Tag Archives: Berthold Gambrel

Military Science: A Review of 1NG4

Book cover for 1NG4. Image on cover is of a metal structure that has been photographed just after dusk.Title: 1NG4: A Long Short Story

Author: Berthold Gambrel

Publisher: Self-Published

Publication Date: January 11, 2019

Genres: Science Fiction, Mystery, Young Adult

Length: 51 pages

Source: I received a free copy from the author

Rating: 5 Stars

Blurb:

Gunnar is part of a team studying a powerful new energy source aboard the seaborne platform Ryojin. But their work is interrupted, first by mysterious attackers, and then by a visitor from the sea even stranger than the new technology…

Review:

Strap in for a wild ride!

The world building was well done. This was set at some unspecified time in the future when climate change melted so much ice at the polar ice caps that sea levels flooded many formerly inhabitable areas. I’ll leave it up to other readers to discover how this changed not only the Earth itself but also human society and the expectations of the average person of what their life can or should be like. What I can say is that it was well thought out and logical. I wanted to know more, but I was also satisfied with what was presented to us.

One of the most interesting things about this tale was how much it relied on the audience to come up with our own theories about what it means and what it was trying to say about human nature. There were a couple of times in the beginning when I wished it was a little clearer about which interpretation, if any, was actually the most reasonable one. Be patient while reading this because it really does gel together beautifully in the final scene for reasons that I’d better not so much as hint at to avoid any semblance of spoilers.

I’m honestly not that well acquainted with military science fiction, but I really liked how this example of it was written. The plot focused on a scientist working on the Ryojin, a vessel that had strong ties to a futuristic version of the military in a world where war seemed to be less common than it is today.

With that being said, there were the sorts of battles you’d expect to find in this subgenre. What I liked the most about those scenes was how smoothly they set up the rest of the storyline.

This story was labelled as something written for the 16-18 age level on Amazon. I agree with that age range, but I also think it’s something that will appeal just as much to adult readers. I read a ton of young adult and science fiction novels, and I think it incorporated both of those genres nicely. Although it did lean much more heavily in the science fiction direction, so don’t let the young adult label scare you off if that’s not typically something on your bookshelf! There’s something here for everyone.

In the end, 1NG4: A Long Short Story was an incredibly satisfying read that I highly recommend.

Adventures on the Orange Planet: A Review of The Lady of Dawnzantium

As mentioned earlier this summer, I’ve decided to include more book reviews in the publication queue for this blog. Everything I review will somehow be connected to the speculative fiction genre, and I will highlight authors whose books are self-published, indie, or from small presses as often as possible.

As always, my reviews are spoiler free.

Title: The Lady of Dawnzantium – A Trace & Mikhail Story

Author: Berthold Gambrel

Publisher: Self-Published

Publication Date: 2018

Genres: Science Fiction, Mystery, Humour

Page Count: 13 pages

Source: I received a free copy from Berthold.

Rating: 4.5 Stars

Blurb: Two adventurers encounter a strange creature on a remote colony world in this humorous sci-fi short story.

Review:

Nearly every small town has a local legend or two. This is true even for communities that were built on faraway planets only a few years ago!

This was one of the funniest tales I’ve read in ages, but I can’t give you specific examples of why that is so.

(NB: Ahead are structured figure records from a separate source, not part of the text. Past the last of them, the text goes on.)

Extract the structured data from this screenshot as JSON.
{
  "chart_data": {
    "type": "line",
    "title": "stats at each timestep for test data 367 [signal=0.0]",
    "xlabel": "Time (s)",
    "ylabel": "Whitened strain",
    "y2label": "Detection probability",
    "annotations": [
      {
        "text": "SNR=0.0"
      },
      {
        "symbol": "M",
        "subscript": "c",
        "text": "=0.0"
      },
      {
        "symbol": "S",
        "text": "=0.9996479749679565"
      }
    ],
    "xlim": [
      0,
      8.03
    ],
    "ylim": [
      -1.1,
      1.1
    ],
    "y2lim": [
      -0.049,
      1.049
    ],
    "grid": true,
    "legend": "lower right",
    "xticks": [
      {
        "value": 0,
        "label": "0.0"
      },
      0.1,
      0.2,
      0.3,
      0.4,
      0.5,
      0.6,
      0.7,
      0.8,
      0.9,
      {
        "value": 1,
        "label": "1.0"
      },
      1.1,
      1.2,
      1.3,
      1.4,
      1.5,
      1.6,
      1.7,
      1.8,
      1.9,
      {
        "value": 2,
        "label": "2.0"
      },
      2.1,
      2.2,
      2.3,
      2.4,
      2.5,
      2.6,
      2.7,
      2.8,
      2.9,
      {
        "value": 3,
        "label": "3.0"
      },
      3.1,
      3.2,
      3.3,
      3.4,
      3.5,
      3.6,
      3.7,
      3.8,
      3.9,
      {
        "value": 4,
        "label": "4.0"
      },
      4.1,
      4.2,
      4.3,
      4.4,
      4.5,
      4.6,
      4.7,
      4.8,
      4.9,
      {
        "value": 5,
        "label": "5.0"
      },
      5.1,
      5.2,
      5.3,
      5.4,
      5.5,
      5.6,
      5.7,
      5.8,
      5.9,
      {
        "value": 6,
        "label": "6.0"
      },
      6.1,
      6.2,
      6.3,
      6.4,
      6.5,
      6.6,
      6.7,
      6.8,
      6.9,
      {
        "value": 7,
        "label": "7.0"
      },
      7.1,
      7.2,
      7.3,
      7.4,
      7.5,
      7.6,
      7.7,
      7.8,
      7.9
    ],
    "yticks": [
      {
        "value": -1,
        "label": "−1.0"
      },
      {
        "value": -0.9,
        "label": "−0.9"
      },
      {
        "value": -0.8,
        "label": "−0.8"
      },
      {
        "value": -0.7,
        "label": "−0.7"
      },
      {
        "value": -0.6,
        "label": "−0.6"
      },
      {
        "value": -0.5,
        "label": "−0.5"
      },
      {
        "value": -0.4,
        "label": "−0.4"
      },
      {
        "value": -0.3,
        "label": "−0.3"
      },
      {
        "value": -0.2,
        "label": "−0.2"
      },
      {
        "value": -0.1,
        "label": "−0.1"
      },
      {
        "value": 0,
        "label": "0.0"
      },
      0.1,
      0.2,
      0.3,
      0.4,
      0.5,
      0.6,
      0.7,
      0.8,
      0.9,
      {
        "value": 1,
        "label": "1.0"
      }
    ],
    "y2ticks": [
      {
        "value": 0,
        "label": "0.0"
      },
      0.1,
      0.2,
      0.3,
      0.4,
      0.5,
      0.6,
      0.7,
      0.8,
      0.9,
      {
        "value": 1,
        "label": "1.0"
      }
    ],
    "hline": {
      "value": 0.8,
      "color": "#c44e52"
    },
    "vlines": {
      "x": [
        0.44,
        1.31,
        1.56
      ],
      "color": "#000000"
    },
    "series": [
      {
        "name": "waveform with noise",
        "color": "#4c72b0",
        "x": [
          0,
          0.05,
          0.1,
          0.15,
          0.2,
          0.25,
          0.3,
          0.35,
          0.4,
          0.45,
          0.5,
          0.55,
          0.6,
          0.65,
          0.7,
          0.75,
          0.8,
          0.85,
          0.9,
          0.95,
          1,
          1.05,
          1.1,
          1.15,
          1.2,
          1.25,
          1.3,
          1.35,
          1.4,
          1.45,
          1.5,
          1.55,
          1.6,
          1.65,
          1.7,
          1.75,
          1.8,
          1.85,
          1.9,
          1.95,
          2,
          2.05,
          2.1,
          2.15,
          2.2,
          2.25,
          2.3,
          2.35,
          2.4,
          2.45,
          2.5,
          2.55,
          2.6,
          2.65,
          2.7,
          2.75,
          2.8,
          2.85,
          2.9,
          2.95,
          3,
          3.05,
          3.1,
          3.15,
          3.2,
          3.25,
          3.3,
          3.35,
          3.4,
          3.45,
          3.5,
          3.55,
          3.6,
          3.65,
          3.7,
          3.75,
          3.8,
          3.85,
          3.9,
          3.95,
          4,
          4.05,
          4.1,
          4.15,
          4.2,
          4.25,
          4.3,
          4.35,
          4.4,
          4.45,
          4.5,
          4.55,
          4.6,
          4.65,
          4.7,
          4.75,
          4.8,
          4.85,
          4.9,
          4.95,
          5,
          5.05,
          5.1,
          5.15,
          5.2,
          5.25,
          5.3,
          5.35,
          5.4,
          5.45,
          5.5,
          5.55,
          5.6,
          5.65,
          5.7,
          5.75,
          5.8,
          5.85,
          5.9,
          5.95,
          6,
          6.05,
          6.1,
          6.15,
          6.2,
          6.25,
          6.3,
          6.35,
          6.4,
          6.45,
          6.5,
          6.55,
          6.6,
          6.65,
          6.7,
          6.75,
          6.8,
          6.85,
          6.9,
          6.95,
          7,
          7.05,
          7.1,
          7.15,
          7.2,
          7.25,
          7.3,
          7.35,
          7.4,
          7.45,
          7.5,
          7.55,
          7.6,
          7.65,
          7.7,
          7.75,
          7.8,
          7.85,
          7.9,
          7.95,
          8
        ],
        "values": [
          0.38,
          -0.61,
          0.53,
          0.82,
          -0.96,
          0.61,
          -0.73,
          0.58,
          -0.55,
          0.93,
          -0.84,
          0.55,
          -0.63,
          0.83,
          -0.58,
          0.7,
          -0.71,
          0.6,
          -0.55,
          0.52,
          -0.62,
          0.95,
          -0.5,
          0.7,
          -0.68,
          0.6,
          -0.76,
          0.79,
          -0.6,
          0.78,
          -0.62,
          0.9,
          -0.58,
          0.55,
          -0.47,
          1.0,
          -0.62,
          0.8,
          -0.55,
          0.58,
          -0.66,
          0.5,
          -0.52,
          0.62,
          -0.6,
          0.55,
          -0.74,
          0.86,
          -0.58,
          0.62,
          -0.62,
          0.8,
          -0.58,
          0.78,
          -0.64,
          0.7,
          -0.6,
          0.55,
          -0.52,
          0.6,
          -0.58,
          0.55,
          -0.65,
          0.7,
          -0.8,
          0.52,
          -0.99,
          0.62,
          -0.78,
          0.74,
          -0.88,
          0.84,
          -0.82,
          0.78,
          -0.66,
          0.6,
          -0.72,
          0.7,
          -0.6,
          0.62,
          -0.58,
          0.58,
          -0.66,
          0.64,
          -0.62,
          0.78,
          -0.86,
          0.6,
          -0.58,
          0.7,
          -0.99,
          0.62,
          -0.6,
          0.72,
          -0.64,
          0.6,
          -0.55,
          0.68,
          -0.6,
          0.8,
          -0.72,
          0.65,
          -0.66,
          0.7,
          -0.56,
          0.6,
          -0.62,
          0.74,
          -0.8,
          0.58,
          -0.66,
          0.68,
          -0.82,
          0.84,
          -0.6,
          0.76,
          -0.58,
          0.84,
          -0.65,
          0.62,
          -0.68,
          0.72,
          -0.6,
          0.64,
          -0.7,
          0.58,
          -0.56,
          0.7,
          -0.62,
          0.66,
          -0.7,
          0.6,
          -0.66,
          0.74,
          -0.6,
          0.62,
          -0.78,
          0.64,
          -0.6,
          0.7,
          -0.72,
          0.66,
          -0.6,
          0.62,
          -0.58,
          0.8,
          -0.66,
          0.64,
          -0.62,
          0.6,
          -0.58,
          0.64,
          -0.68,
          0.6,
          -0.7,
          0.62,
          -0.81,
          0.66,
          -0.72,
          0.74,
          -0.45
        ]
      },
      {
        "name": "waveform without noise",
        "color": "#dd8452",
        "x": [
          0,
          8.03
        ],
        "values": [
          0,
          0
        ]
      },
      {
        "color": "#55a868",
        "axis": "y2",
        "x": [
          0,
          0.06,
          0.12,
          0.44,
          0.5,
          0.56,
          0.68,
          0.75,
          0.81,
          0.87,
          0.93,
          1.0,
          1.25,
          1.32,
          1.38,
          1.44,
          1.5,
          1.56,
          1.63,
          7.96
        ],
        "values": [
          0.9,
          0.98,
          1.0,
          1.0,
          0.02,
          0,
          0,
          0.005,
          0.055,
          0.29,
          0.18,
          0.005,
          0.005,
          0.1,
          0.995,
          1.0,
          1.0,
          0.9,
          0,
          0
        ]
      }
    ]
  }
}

Let’s just say that not everything in Dawnzantium, the planet Trace and Mikhail are visiting in order to hopefully solve a local mystery, is necessarily what it first appears to be. Pay attention to everything the characters say and enjoy the ride!

The one thing I wish had been made more clear in this short story is whether it was part of a series that needed to be read in a specific order. The subtitle and certain references in the storyline made me think it may be part of a much larger universe, and I’m a stickler for reading books in order. I wasn’t entirely sure at first if this was a sequel, prequel, beginning of a new series, or something that was intended to be read as a standalone work. It would have been nice to know for certain  that I wasn’t accidentally jumping into the middle of a series when I started this tale.

One of the things I like the most about the science fiction genre in general is how it imagines humans will react to living in places that don’t look or feel much like Earth at all. Some of the strongest scenes were the ones that explained what Dawnzantium looked like and how it was different from our home planet. Humans could live there fairly comfortably, but there were a few things about it that were unique.

Figuring how whether to use the mystery tag in this review was a fun challenge. There were mystery elements in the plot, but the storyline remained firmly rooted in the science fiction genre. This is something I’d recommend to readers who are curious about mysteries but not quite sure if that genre is right for them. The little taste of it here may be enough to help you make up your minds either way!

The ending was fabulous. While it was something I’d briefly wondered about while reading earlier scenes, seeing the narrator go off in the direction I’d been speculating about was still a great deal of fun. Readers who paid close attention to the beginning will get a nice payoff by the final scene.

This is a must-read for anyone who enjoys humorous science fiction.